Новая власть облюбовала Сойкову башню с ее подвалами и пыточными, магистрат же обжили вороны да голуби. Еще было здесь пяток «башмаков» с алебардами да древний дедуган-архивариус, на свой страх и риск присматривающий за уцелевшими в погроме да пожаре бумагами. К нему-то и направился Долленкопфиус.
Выслушав их, старикашка скорбно поджал губы и произнес:
– Уж лучше бы вы, добрые господа, вместо того чтобы раз за разом подступаться к тутошним бумагам, придали мне помощника-другого и запретили простецам шастать по ратуше: какая бы власть но установилась, а в жилах ее струится не только кровь войны, но и чернила писцовой работы.
Потом взял фонарь со свечой и повел их каменной волглой лестницей вверх, в южную часть домины.
– И кто же, – не удержался от вопроса Махоня, возбужденный словами старикашки о чернилах как крови державности, – кто же еще обращался к вам, уважаемый, за помощью?
– Сперва бывший господин советник Гольдбахен. А совсем недавно – кто-то из нового войска, уж не знаю, как они там себя называют. Хмурый такой, в справной одежке, но словно бы с чужого плеча. А мы, добрые господа, пришли, – и посветил свечою вперед себя.
Там, в тесной, заставленной глубокими стеллажами комнатке, с единственным столом посредине, в восьмиугольнике стен, были сложены оставшиеся после разорения магистрата бумаги. И было их, как на все беды Альтены, на удивление много.
– Вот, – проскрипел старикан, водрузив фонарь на стол. – Вот, – повторил он, широко разведя руки.
Под потолком по окружности шли узкие, забранные промасленной и провощенной бумагой окна-бойницы. Солнечные лучи в них не врывались – протискивались, оттого фонарь оказался небесполезен.
– Ну что ж, – шевельнул пальцами, словно разминая их, Долленкопфиус, – полагаю, что судебные дела и приговоры не уцелели?
Старикан развел руками в непритворном огорчении.
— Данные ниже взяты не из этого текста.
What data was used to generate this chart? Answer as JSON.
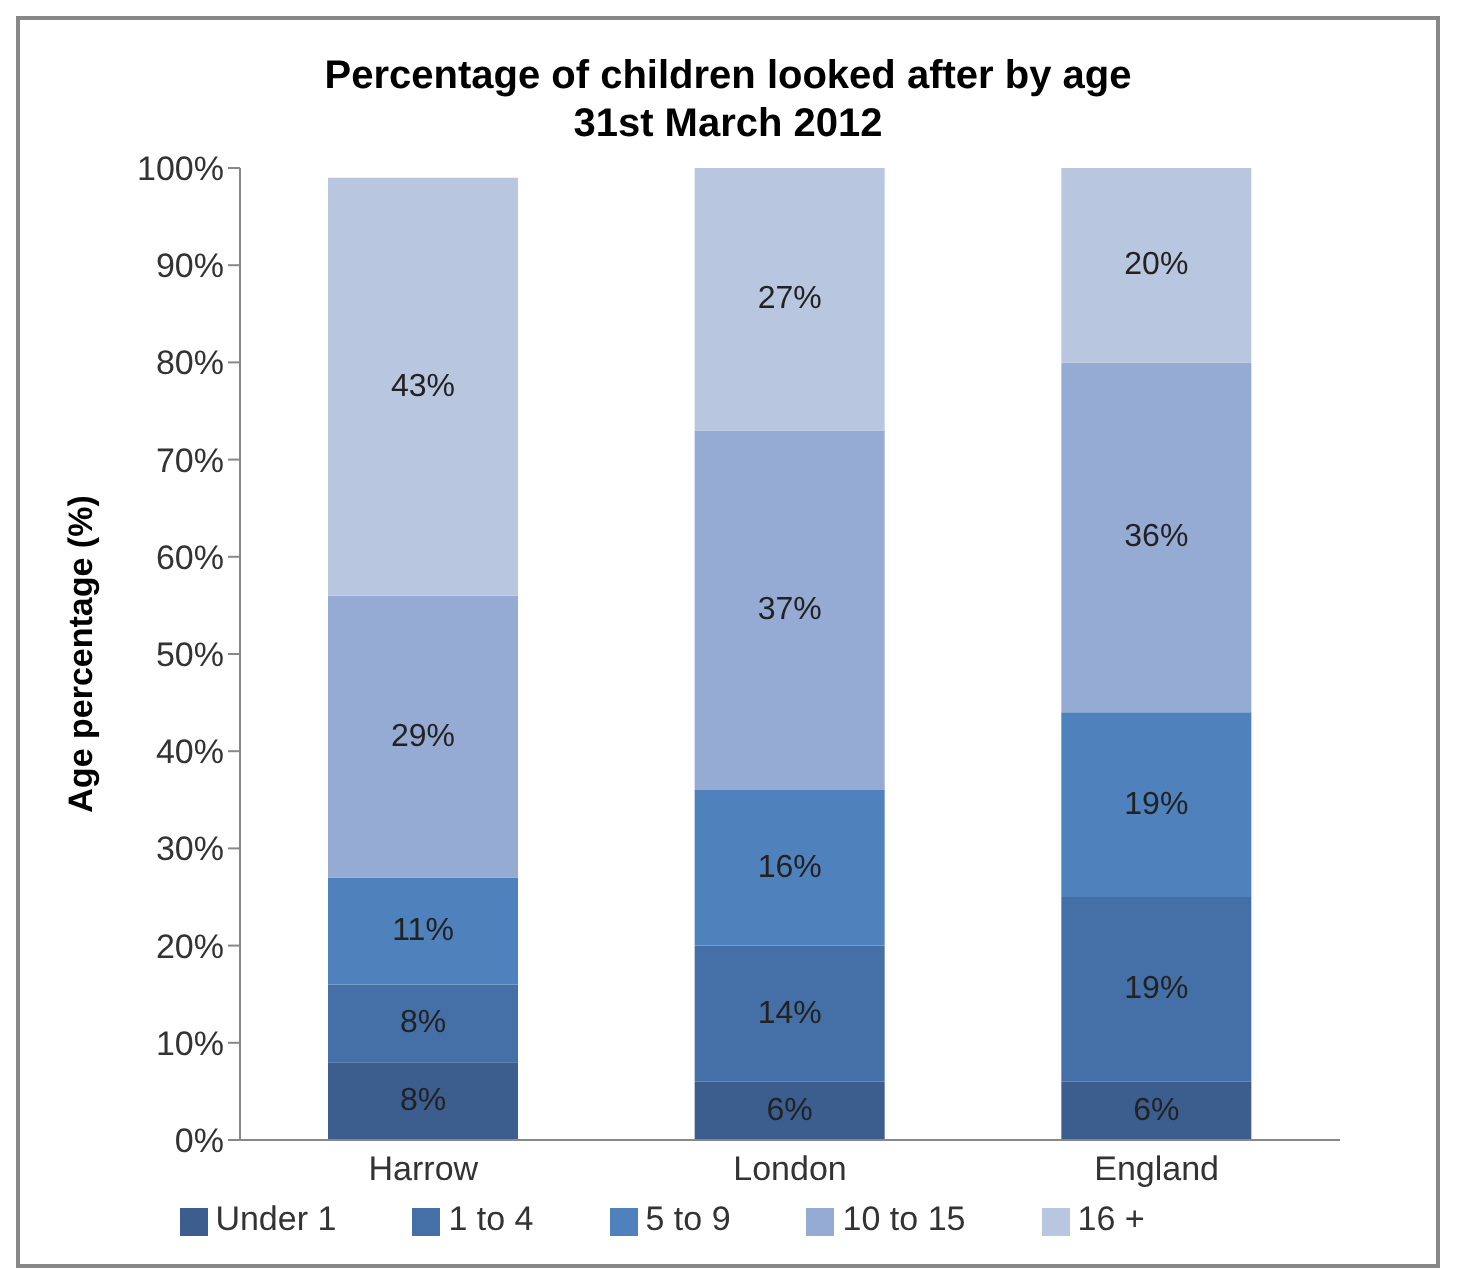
{
  "chart_data": {
    "type": "bar",
    "title": "Percentage of children looked after by age\n31st March 2012",
    "ylabel": "Age percentage (%)",
    "categories": [
      "Harrow",
      "London",
      "England"
    ],
    "stacked": true,
    "legend": "bottom",
    "grid": false,
    "ylim": [
      0,
      100
    ],
    "yticks": [
      {
        "value": 0,
        "label": "0%"
      },
      {
        "value": 10,
        "label": "10%"
      },
      {
        "value": 20,
        "label": "20%"
      },
      {
        "value": 30,
        "label": "30%"
      },
      {
        "value": 40,
        "label": "40%"
      },
      {
        "value": 50,
        "label": "50%"
      },
      {
        "value": 60,
        "label": "60%"
      },
      {
        "value": 70,
        "label": "70%"
      },
      {
        "value": 80,
        "label": "80%"
      },
      {
        "value": 90,
        "label": "90%"
      },
      {
        "value": 100,
        "label": "100%"
      }
    ],
    "series": [
      {
        "name": "Under 1",
        "color": "#3b5e8f",
        "values": [
          8,
          6,
          6
        ],
        "value_labels": [
          "8%",
          "6%",
          "6%"
        ]
      },
      {
        "name": "1 to 4",
        "color": "#4570a7",
        "values": [
          8,
          14,
          19
        ],
        "value_labels": [
          "8%",
          "14%",
          "19%"
        ]
      },
      {
        "name": "5 to 9",
        "color": "#4f81bd",
        "values": [
          11,
          16,
          19
        ],
        "value_labels": [
          "11%",
          "16%",
          "19%"
        ]
      },
      {
        "name": "10 to 15",
        "color": "#95abd4",
        "values": [
          29,
          37,
          36
        ],
        "value_labels": [
          "29%",
          "37%",
          "36%"
        ]
      },
      {
        "name": "16 +",
        "color": "#b9c6e0",
        "values": [
          43,
          27,
          20
        ],
        "value_labels": [
          "43%",
          "27%",
          "20%"
        ]
      }
    ]
  }
}
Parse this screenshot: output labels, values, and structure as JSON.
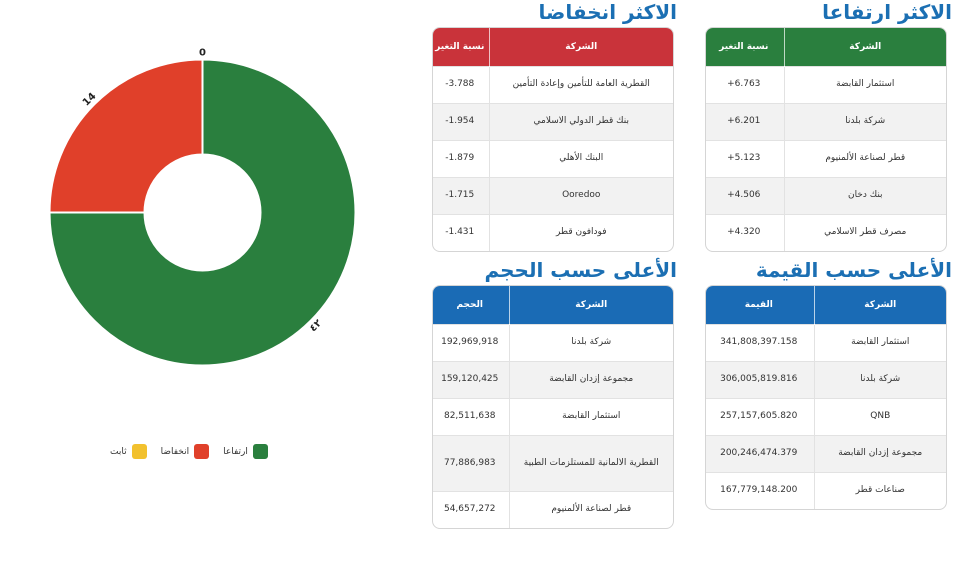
{
  "chart_data": {
    "type": "pie",
    "hole": true,
    "categories": [
      "ارتفاعا",
      "انخفاضا",
      "ثابت"
    ],
    "values": [
      42,
      14,
      0
    ],
    "data_labels": [
      "٤٢",
      "14",
      "0"
    ],
    "colors": [
      "#2a7f3e",
      "#e0402a",
      "#f2c12e"
    ],
    "legend_position": "bottom"
  },
  "gainers": {
    "title": "الاكثر ارتفاعا",
    "headers": [
      "الشركة",
      "نسبة التغير"
    ],
    "rows": [
      {
        "company": "استثمار القابضة",
        "value": "+6.763"
      },
      {
        "company": "شركة بلدنا",
        "value": "+6.201"
      },
      {
        "company": "قطر لصناعة الألمنيوم",
        "value": "+5.123"
      },
      {
        "company": "بنك دخان",
        "value": "+4.506"
      },
      {
        "company": "مصرف قطر الاسلامي",
        "value": "+4.320"
      }
    ],
    "color": "#2a7f3e"
  },
  "losers": {
    "title": "الاكثر انخفاضا",
    "headers": [
      "الشركة",
      "نسبة التغير"
    ],
    "rows": [
      {
        "company": "القطرية العامة للتأمين وإعادة التأمين",
        "value": "-3.788"
      },
      {
        "company": "بنك قطر الدولي الاسلامي",
        "value": "-1.954"
      },
      {
        "company": "البنك الأهلي",
        "value": "-1.879"
      },
      {
        "company": "Ooredoo",
        "value": "-1.715"
      },
      {
        "company": "فودافون قطر",
        "value": "-1.431"
      }
    ],
    "color": "#c9333a"
  },
  "by_value": {
    "title": "الأعلى حسب القيمة",
    "headers": [
      "الشركة",
      "القيمة"
    ],
    "rows": [
      {
        "company": "استثمار القابضة",
        "value": "341,808,397.158"
      },
      {
        "company": "شركة بلدنا",
        "value": "306,005,819.816"
      },
      {
        "company": "QNB",
        "value": "257,157,605.820"
      },
      {
        "company": "مجموعة إزدان القابضة",
        "value": "200,246,474.379"
      },
      {
        "company": "صناعات قطر",
        "value": "167,779,148.200"
      }
    ],
    "color": "#1a6bb5"
  },
  "by_volume": {
    "title": "الأعلى حسب الحجم",
    "headers": [
      "الشركة",
      "الحجم"
    ],
    "rows": [
      {
        "company": "شركة بلدنا",
        "value": "192,969,918"
      },
      {
        "company": "مجموعة إزدان القابضة",
        "value": "159,120,425"
      },
      {
        "company": "استثمار القابضة",
        "value": "82,511,638"
      },
      {
        "company": "القطرية الالمانية للمستلزمات الطبية",
        "value": "77,886,983"
      },
      {
        "company": "قطر لصناعة الألمنيوم",
        "value": "54,657,272"
      }
    ],
    "color": "#1a6bb5"
  }
}
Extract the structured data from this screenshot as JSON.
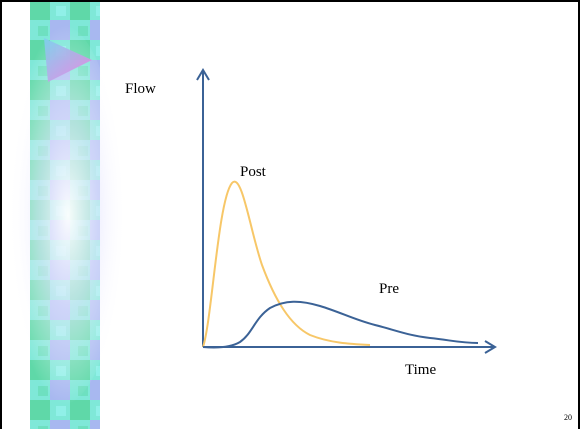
{
  "labels": {
    "y_axis": "Flow",
    "x_axis": "Time",
    "post": "Post",
    "pre": "Pre"
  },
  "page_number": "20"
}
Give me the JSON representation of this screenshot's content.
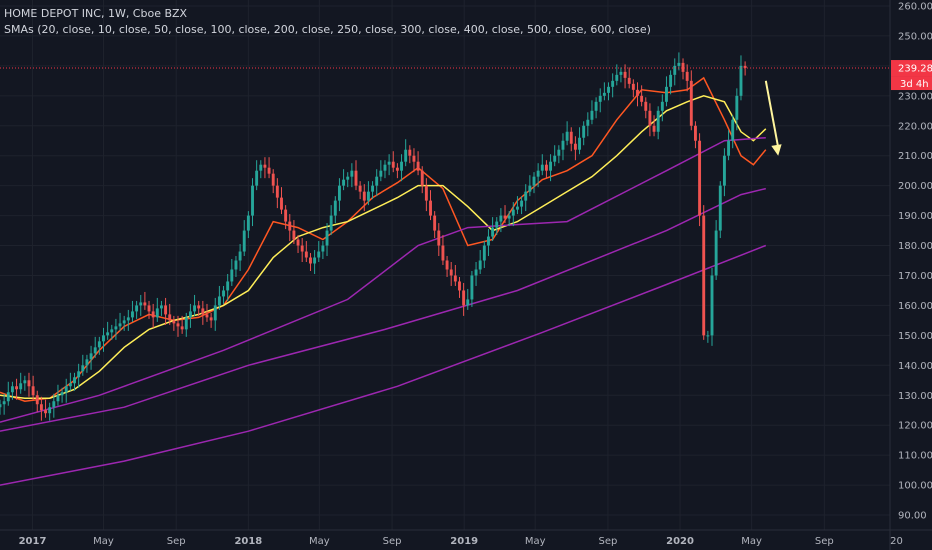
{
  "legend": {
    "title": "HOME DEPOT INC, 1W, Cboe BZX",
    "indicators": "SMAs (20, close, 10, close, 50, close, 100, close, 200, close, 250, close, 300, close, 400, close, 500, close, 600, close)"
  },
  "price_badge": {
    "price": "239.28",
    "countdown": "3d 4h",
    "color": "#f23645"
  },
  "colors": {
    "up": "#26a69a",
    "down": "#ef5350",
    "sma10": "#ff5722",
    "sma20": "#ffee58",
    "sma50": "#9c27b0",
    "sma100": "#9c27b0",
    "sma200": "#9c27b0",
    "arrow": "#fff59d",
    "background": "#131722"
  },
  "chart_data": {
    "type": "candlestick",
    "y_axis": {
      "min": 85,
      "max": 262,
      "ticks": [
        90,
        100,
        110,
        120,
        130,
        140,
        150,
        160,
        170,
        180,
        190,
        200,
        210,
        220,
        230,
        240,
        250,
        260
      ],
      "tick_labels": [
        "90.00",
        "100.00",
        "110.00",
        "120.00",
        "130.00",
        "140.00",
        "150.00",
        "160.00",
        "170.00",
        "180.00",
        "190.00",
        "200.00",
        "210.00",
        "220.00",
        "230.00",
        "240.00",
        "250.00",
        "260.00"
      ]
    },
    "x_axis": {
      "start": "2016-11-07",
      "end": "2020-12-21",
      "ticks": [
        {
          "date": "2017-01-01",
          "label": "2017"
        },
        {
          "date": "2017-05-01",
          "label": "May"
        },
        {
          "date": "2017-09-01",
          "label": "Sep"
        },
        {
          "date": "2018-01-01",
          "label": "2018"
        },
        {
          "date": "2018-05-01",
          "label": "May"
        },
        {
          "date": "2018-09-01",
          "label": "Sep"
        },
        {
          "date": "2019-01-01",
          "label": "2019"
        },
        {
          "date": "2019-05-01",
          "label": "May"
        },
        {
          "date": "2019-09-01",
          "label": "Sep"
        },
        {
          "date": "2020-01-01",
          "label": "2020"
        },
        {
          "date": "2020-05-01",
          "label": "May"
        },
        {
          "date": "2020-09-01",
          "label": "Sep"
        },
        {
          "date": "2021-01-01",
          "label": "20"
        }
      ]
    },
    "first_bar": "2016-11-07",
    "close": [
      127,
      128,
      131,
      133,
      132,
      134,
      135,
      133,
      130,
      127,
      125,
      124,
      126,
      128,
      130,
      131,
      133,
      134,
      136,
      138,
      140,
      142,
      144,
      146,
      148,
      150,
      151,
      152,
      153,
      154,
      155,
      156,
      158,
      160,
      161,
      160,
      158,
      156,
      159,
      160,
      157,
      155,
      154,
      153,
      152,
      156,
      158,
      160,
      159,
      157,
      156,
      155,
      160,
      163,
      165,
      168,
      172,
      175,
      178,
      185,
      190,
      200,
      205,
      207,
      206,
      204,
      200,
      196,
      192,
      188,
      185,
      182,
      180,
      178,
      176,
      174,
      176,
      178,
      180,
      185,
      190,
      195,
      200,
      202,
      203,
      205,
      200,
      198,
      195,
      198,
      200,
      203,
      205,
      207,
      208,
      206,
      205,
      208,
      212,
      210,
      208,
      205,
      200,
      195,
      190,
      185,
      180,
      175,
      172,
      170,
      168,
      165,
      160,
      162,
      170,
      172,
      175,
      180,
      183,
      186,
      188,
      190,
      189,
      190,
      192,
      193,
      195,
      198,
      200,
      203,
      205,
      207,
      205,
      208,
      210,
      212,
      215,
      218,
      214,
      212,
      216,
      220,
      222,
      225,
      228,
      230,
      231,
      233,
      235,
      237,
      238,
      236,
      234,
      232,
      230,
      228,
      225,
      220,
      218,
      225,
      228,
      233,
      237,
      240,
      241,
      238,
      235,
      220,
      215,
      190,
      150,
      150,
      170,
      185,
      200,
      210,
      215,
      222,
      230,
      240,
      239.28
    ],
    "sma": [
      {
        "period": 10,
        "color": "#ff5722",
        "points": [
          [
            "2016-11-07",
            131
          ],
          [
            "2016-12-19",
            128
          ],
          [
            "2017-01-30",
            129
          ],
          [
            "2017-03-13",
            135
          ],
          [
            "2017-04-24",
            145
          ],
          [
            "2017-06-05",
            153
          ],
          [
            "2017-07-17",
            157
          ],
          [
            "2017-08-28",
            155
          ],
          [
            "2017-10-09",
            156
          ],
          [
            "2017-11-20",
            160
          ],
          [
            "2018-01-01",
            172
          ],
          [
            "2018-02-12",
            188
          ],
          [
            "2018-03-26",
            186
          ],
          [
            "2018-05-07",
            182
          ],
          [
            "2018-06-18",
            188
          ],
          [
            "2018-07-30",
            196
          ],
          [
            "2018-09-10",
            201
          ],
          [
            "2018-10-15",
            206
          ],
          [
            "2018-11-26",
            199
          ],
          [
            "2019-01-07",
            180
          ],
          [
            "2019-02-18",
            182
          ],
          [
            "2019-04-01",
            195
          ],
          [
            "2019-05-13",
            202
          ],
          [
            "2019-06-24",
            205
          ],
          [
            "2019-08-05",
            210
          ],
          [
            "2019-09-16",
            222
          ],
          [
            "2019-10-28",
            232
          ],
          [
            "2019-12-09",
            231
          ],
          [
            "2020-01-13",
            232
          ],
          [
            "2020-02-10",
            236
          ],
          [
            "2020-03-16",
            222
          ],
          [
            "2020-04-13",
            210
          ],
          [
            "2020-05-04",
            207
          ],
          [
            "2020-05-25",
            212
          ]
        ]
      },
      {
        "period": 20,
        "color": "#ffee58",
        "points": [
          [
            "2016-11-07",
            130
          ],
          [
            "2016-12-19",
            129
          ],
          [
            "2017-01-30",
            129
          ],
          [
            "2017-03-13",
            132
          ],
          [
            "2017-04-24",
            138
          ],
          [
            "2017-06-05",
            146
          ],
          [
            "2017-07-17",
            152
          ],
          [
            "2017-08-28",
            155
          ],
          [
            "2017-10-09",
            157
          ],
          [
            "2017-11-20",
            160
          ],
          [
            "2018-01-01",
            165
          ],
          [
            "2018-02-12",
            176
          ],
          [
            "2018-03-26",
            183
          ],
          [
            "2018-05-07",
            186
          ],
          [
            "2018-06-18",
            188
          ],
          [
            "2018-07-30",
            192
          ],
          [
            "2018-09-10",
            196
          ],
          [
            "2018-10-15",
            200
          ],
          [
            "2018-11-26",
            200
          ],
          [
            "2019-01-07",
            193
          ],
          [
            "2019-02-18",
            185
          ],
          [
            "2019-04-01",
            188
          ],
          [
            "2019-05-13",
            193
          ],
          [
            "2019-06-24",
            198
          ],
          [
            "2019-08-05",
            203
          ],
          [
            "2019-09-16",
            210
          ],
          [
            "2019-10-28",
            218
          ],
          [
            "2019-12-09",
            225
          ],
          [
            "2020-01-13",
            228
          ],
          [
            "2020-02-10",
            230
          ],
          [
            "2020-03-16",
            228
          ],
          [
            "2020-04-13",
            218
          ],
          [
            "2020-05-04",
            215
          ],
          [
            "2020-05-25",
            219
          ]
        ]
      },
      {
        "period": 50,
        "color": "#9c27b0",
        "points": [
          [
            "2016-11-07",
            121
          ],
          [
            "2017-04-24",
            130
          ],
          [
            "2017-11-20",
            145
          ],
          [
            "2018-06-18",
            162
          ],
          [
            "2018-10-15",
            180
          ],
          [
            "2019-01-07",
            186
          ],
          [
            "2019-06-24",
            188
          ],
          [
            "2019-12-09",
            205
          ],
          [
            "2020-03-16",
            215
          ],
          [
            "2020-05-25",
            216
          ]
        ]
      },
      {
        "period": 100,
        "color": "#9c27b0",
        "points": [
          [
            "2016-11-07",
            118
          ],
          [
            "2017-06-05",
            126
          ],
          [
            "2018-01-01",
            140
          ],
          [
            "2018-08-20",
            152
          ],
          [
            "2019-04-01",
            165
          ],
          [
            "2019-12-09",
            185
          ],
          [
            "2020-04-13",
            197
          ],
          [
            "2020-05-25",
            199
          ]
        ]
      },
      {
        "period": 200,
        "color": "#9c27b0",
        "points": [
          [
            "2016-11-07",
            100
          ],
          [
            "2017-06-05",
            108
          ],
          [
            "2018-01-01",
            118
          ],
          [
            "2018-09-10",
            133
          ],
          [
            "2019-05-13",
            151
          ],
          [
            "2019-12-09",
            167
          ],
          [
            "2020-05-25",
            180
          ]
        ]
      }
    ],
    "annotations": [
      {
        "type": "arrow",
        "from": [
          "2020-05-25",
          235
        ],
        "to": [
          "2020-06-15",
          210
        ],
        "color": "#fff59d"
      }
    ]
  }
}
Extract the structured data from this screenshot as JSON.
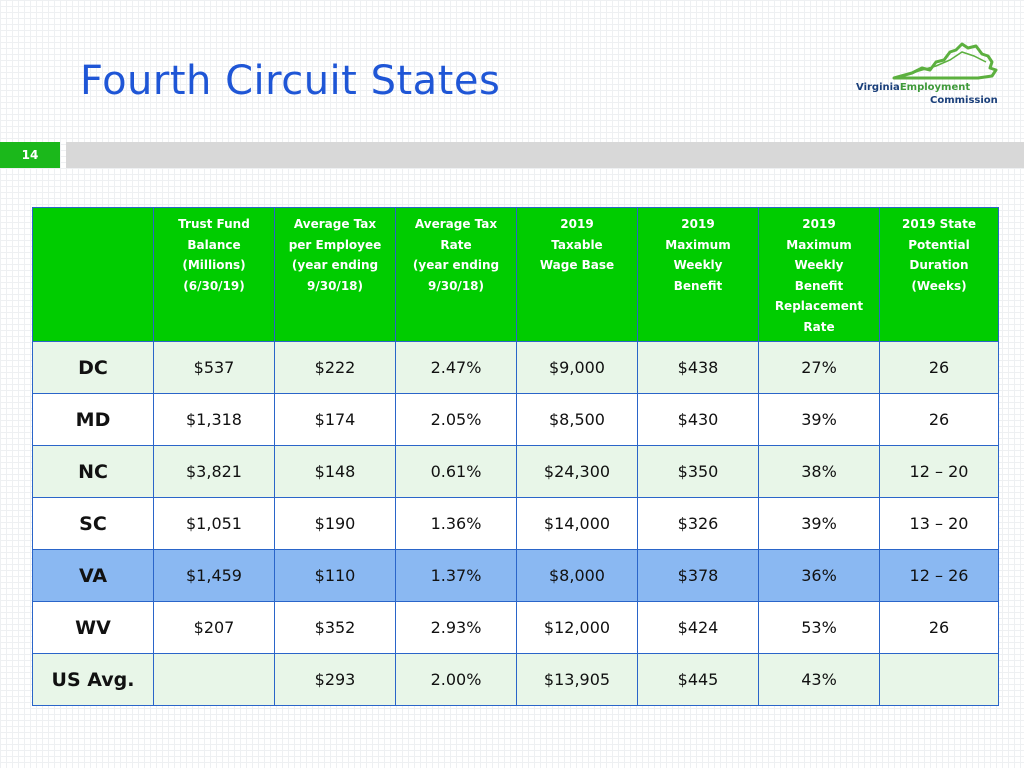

– Вот ведь удивительное дело, – проговорил писарь, ни к кому конкретно не обращаясь. – В мирное время плоть всегда слабее бумаги, зато в бунташие годы все наизнанку выворачивается. Что ж, поищем тогда в других записях. Нам нужны списки цехов, фискальные списки, копии приходских книг, то, что осталось от судебных бумаг, – пусть не приговоры, но хотя бы исковые листы – и еще, пожалуй, сведения о денежных дарениях в городскую казну и здешние церкви.
Старик-архивариус поглядел на белесого штафирку с измазанными чернилами кончиками пальцев с явным уважением.
А потом они трое нырнули в бурую бумажную пыль и заплесневелые пергаменты.
Рылись в бумагах, что кроты в огороде: подслеповато щурясь в слабом свете на выцветшие чернила, вороша пожелтевшие да побуревшие страницы. Долленкопфиус хмыкал, гукал, мычал под нос радостно, когда находилась особенно важная, как казалось ему, бумага, или фыркал раздраженно, когда поиски заводили в глухой угол – или когда эпистола, до которой он желал бы добраться, отсутствовала.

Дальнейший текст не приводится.